Use in chronic care management
Chronic immunosuppressive management for complex liver transplant patients is similar to chronic care management. Chronic care management of patients with diabetes mellitus or congestive heart failure requires numerous laboratory tests or other medical tests.20–24 These values or tests should be immediately available for all caregivers, allowing any required medical care to be rapidly conducted. Also, each patient is unique and has special considerations that must be considered at the time of rendering medical care. Finally, the tracking of all medical interventions must be recorded. An automated system such as ours incorporates all these requirements. Hopefully, lessons learned from our automated system can be useful to the wider discipline of chronic medical care management.
Conclusion
As noted, the efficiency of our automated system was apparent from the start, and after demonstrating clinical effectiveness, formal cost-effectiveness and health-benefit analyses could then be conducted. Using the significant clinical events, rejection episodes and tacrolimus toxicity episodes, and from the perspective of salary and benefits paid to a nurse coordinator, the cost of the automated clinical management system was shown to be much lower than that of the paper system. Additionally, the quality life years improved with use of the automated system. The automated clinical management system demonstrated absolute dominance (both more clinically effective and less costly) over the paper charting system. Also, in a willingness-to-pay analysis, at no time was the paper charting system equal to the automated clinical management system.
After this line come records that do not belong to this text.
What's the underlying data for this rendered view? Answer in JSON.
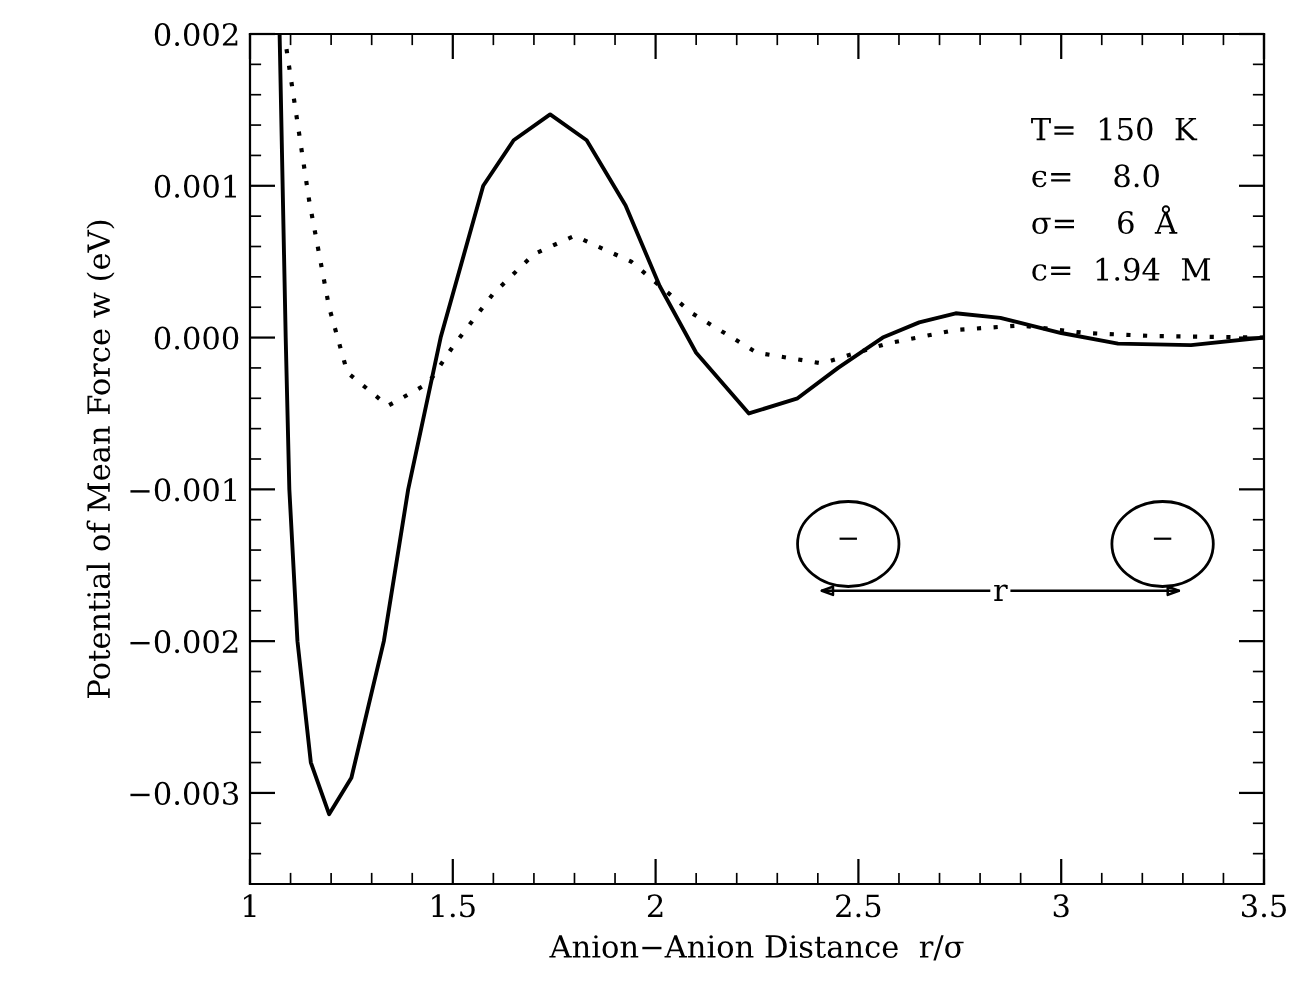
{
  "chart_data": {
    "type": "line",
    "xlabel": "Anion−Anion Distance  r/σ",
    "ylabel": "Potential of Mean Force w (eV)",
    "xlim": [
      1,
      3.5
    ],
    "ylim": [
      -0.0036,
      0.002
    ],
    "xticks": [
      1,
      1.5,
      2,
      2.5,
      3,
      3.5
    ],
    "yticks": [
      {
        "value": 0.002,
        "label": "0.002"
      },
      {
        "value": 0.001,
        "label": "0.001"
      },
      {
        "value": 0,
        "label": "0.000"
      },
      {
        "value": -0.001,
        "label": "−0.001"
      },
      {
        "value": -0.002,
        "label": "−0.002"
      },
      {
        "value": -0.003,
        "label": "−0.003"
      }
    ],
    "grid": false,
    "legend": false,
    "marker": "none",
    "series": [
      {
        "color": "#000000",
        "line_style": "solid",
        "x": [
          1.073,
          1.088,
          1.097,
          1.117,
          1.15,
          1.195,
          1.25,
          1.33,
          1.39,
          1.47,
          1.575,
          1.65,
          1.74,
          1.83,
          1.926,
          2.01,
          2.1,
          2.23,
          2.35,
          2.45,
          2.56,
          2.65,
          2.74,
          2.85,
          3.0,
          3.14,
          3.32,
          3.5
        ],
        "values": [
          0.002,
          0,
          -0.001,
          -0.002,
          -0.0028,
          -0.00314,
          -0.0029,
          -0.002,
          -0.001,
          0,
          0.001,
          0.0013,
          0.00147,
          0.0013,
          0.00087,
          0.00034,
          -0.0001,
          -0.0005,
          -0.0004,
          -0.0002,
          0,
          0.0001,
          0.00016,
          0.00013,
          3e-05,
          -4e-05,
          -5e-05,
          0
        ]
      },
      {
        "color": "#000000",
        "line_style": "dotted",
        "x": [
          1.09,
          1.146,
          1.195,
          1.24,
          1.34,
          1.44,
          1.5,
          1.6,
          1.7,
          1.8,
          1.94,
          2.09,
          2.25,
          2.41,
          2.57,
          2.74,
          2.9,
          3.06,
          3.23,
          3.5
        ],
        "values": [
          0.0019,
          0.0009,
          0.0002,
          -0.00023,
          -0.00045,
          -0.0003,
          -6e-05,
          0.00029,
          0.00055,
          0.00067,
          0.0005,
          0.00016,
          -0.0001,
          -0.00017,
          -4e-05,
          5e-05,
          8e-05,
          3e-05,
          1e-05,
          0
        ]
      }
    ],
    "annotations": [
      "T=  150  K",
      "ϵ=    8.0",
      "σ=    6  Å",
      "c=  1.94  M",
      "−",
      "−",
      "r"
    ]
  }
}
In other words, hiring several nurses could never equal the net health benefit obtained by use of the automated system unless drastic process improvement was achieved; however, our process for immunosuppressive management was already based on evidence-based medicine.2–5 25
Our study demonstrates that an EHR system for immunosuppressive management can be efficient and clinically beneficial and cost-effective. Our prior process of clinical care was sound, but execution was difficult and delayed. We suspect that in many clinical situations, use of a paper chart and good clinical processes give excellent medical care, and management tools within the EHR systems will not improve the outcomes in these situations. However, when improved timing to deliver care leads to better care, an automated clinical management system can lead to cost-effective care and improve the quality of life for the patient.
Acknowledgments
The authors thank Marilyn Carlson for her editorial assistance, and give special thanks to Mary Kester, RN and Jennifer Boyer, RN for their help in developing the automated system and determining the hours required for patient care. No grant or financial or material support was received for the performance of this research or the preparation of this manuscript. The ideas contained in this paper were presented in part in a poster presentation at the American Transplant Congress 2009; May 30 to June 3, 2009; Boston, Massachusetts.
Footnotes
Competing interests: None.
Ethics approval: This study was conducted with the approval of the University of Washington Institutional Review Board, Seattle, Washington.
Provenance and peer review: Not commissioned; externally peer reviewed.